Plus loin, la révérende Brenda Johnson brandit sa pancarte Le pouvoir de la prière. Il faut que Derek Chauvin ait une peine d'au moins 10 ou 12 ans de prison pour homicide, selon elle.

Une femme noire brandit une pancarte où est écrit « Power of prayer ».

La révérende Brenda Johnson

Photo : Radio-Canada / Azeb Wolde-Giorghis

Nous sommes encore considérés comme des sous-humains, dit-elle. Le Minnesota a la réputation d’être un État accueillant et gentil, mais derrière ton dos, c’est du racisme sournois.

Il y a deux systèmes de justice : un pour les Noirs, un pour les Blancs.

Une citation de :La révérende Brenda Johnson

C’est un peu comme si ce verdict allait confirmer ou infirmer cette croyance.

Dans la banlieue, à Brooklyn Center, à environ 15 minutes de Minneapolis, le poste de police où travaillait la policière Kim Potter est sur le qui-vive. Soir après soir, la population défie le couvre-feu et réclame la condamnation de la policière.

Des contenants de désodorisant en forme de sapin sont attachés à une clôture, devant un immeuble.

Des contenants de désodorisant en forme de sapin ornent la clôture du poste de police de Brooklyn Center en mémoire de Daunte Wright.

Photo : Radio-Canada / Azeb Wolde-Giorghis

Ici aussi, la garde nationale est venue prêter main-forte à la police.

Des articles désodorisants en forme de sapin ornent la clôture, car le jeune Daunte Wright aurait d’abord été interpellé parce qu'il avait un tel objet accroché à son rétroviseur. Le Minnesota interdit tout objet pendant sur les rétroviseurs des voitures.
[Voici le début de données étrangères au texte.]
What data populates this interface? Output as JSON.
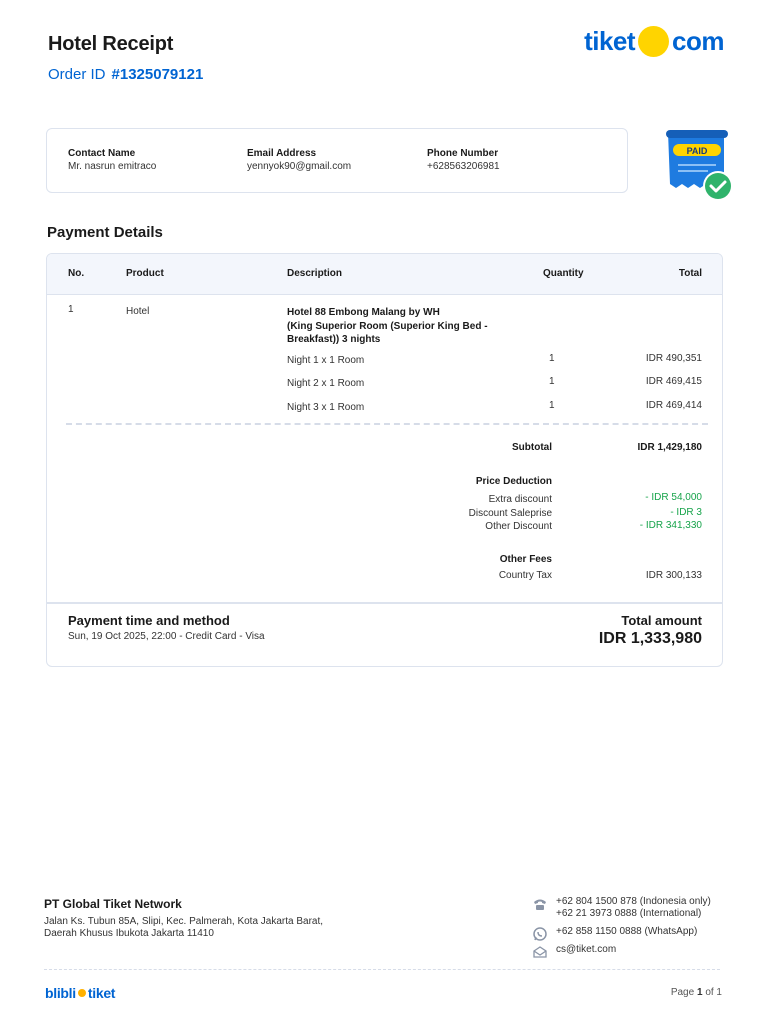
{
  "header": {
    "title": "Hotel Receipt",
    "order_label": "Order ID",
    "order_id": "#1325079121",
    "logo_left": "tiket",
    "logo_right": "com"
  },
  "contact": {
    "name_label": "Contact Name",
    "name": "Mr. nasrun emitraco",
    "email_label": "Email Address",
    "email": "yennyok90@gmail.com",
    "phone_label": "Phone Number",
    "phone": "+628563206981"
  },
  "paid_badge": "PAID",
  "payment": {
    "section_title": "Payment Details",
    "columns": [
      "No.",
      "Product",
      "Description",
      "Quantity",
      "Total"
    ],
    "item": {
      "no": "1",
      "product": "Hotel",
      "description_lines": [
        "Hotel 88 Embong Malang by WH",
        "(King Superior Room (Superior King Bed -",
        "Breakfast)) 3 nights"
      ]
    },
    "nights": [
      {
        "desc": "Night 1 x 1 Room",
        "qty": "1",
        "total": "IDR 490,351"
      },
      {
        "desc": "Night 2 x 1 Room",
        "qty": "1",
        "total": "IDR 469,415"
      },
      {
        "desc": "Night 3 x 1 Room",
        "qty": "1",
        "total": "IDR 469,414"
      }
    ],
    "subtotal_label": "Subtotal",
    "subtotal": "IDR 1,429,180",
    "deduction_title": "Price Deduction",
    "deductions": [
      {
        "label": "Extra discount",
        "value": "- IDR 54,000"
      },
      {
        "label": "Discount Saleprise",
        "value": "- IDR 3"
      },
      {
        "label": "Other Discount",
        "value": "- IDR 341,330"
      }
    ],
    "fees_title": "Other Fees",
    "fees": [
      {
        "label": "Country Tax",
        "value": "IDR 300,133"
      }
    ],
    "method_title": "Payment time and method",
    "method_detail": "Sun, 19 Oct 2025, 22:00 - Credit Card - Visa",
    "total_label": "Total amount",
    "total": "IDR 1,333,980"
  },
  "footer": {
    "company": "PT Global Tiket Network",
    "address_line1": "Jalan Ks. Tubun 85A, Slipi, Kec. Palmerah, Kota Jakarta Barat,",
    "address_line2": "Daerah Khusus Ibukota Jakarta 11410",
    "phone_indonesia": "+62 804 1500 878 (Indonesia only)",
    "phone_international": "+62 21 3973 0888 (International)",
    "whatsapp": "+62 858 1150 0888 (WhatsApp)",
    "email": "cs@tiket.com",
    "brand_left": "blibli",
    "brand_right": "tiket",
    "page_label": "Page",
    "page_current": "1",
    "page_of": "of 1"
  },
  "colors": {
    "brand_blue": "#0064d2",
    "brand_yellow": "#ffd400",
    "discount_green": "#16a34a",
    "border": "#dde3ee"
  }
}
Ici, des membres de la Nation Black Panther défilent juste devant l’édifice. Leur chef Nasiy affirme qu’ils sont là pour assurer la sécurité de la communauté.

Le système ne protège pas les nôtres, dit-il.

Le système est corrompu et infiltré par les suprémacistes blancs, et il faut que ça change.

Une citation de :Nasiy, de la Nation Black Panther
Quatre hommes masqués, portant des habits militaires noirs ainsi qu'un béret rouge, posent pour la photo. Deux d'entre eux ont un fusil mitrailleur.

Des membres de la Nation Black Panther

Photo : Radio-Canada / Azeb Wolde-Giorghis

Lundi, ce sera l’heure de vérité pour le système judiciaire : saura-t-il être à la hauteur des attentes?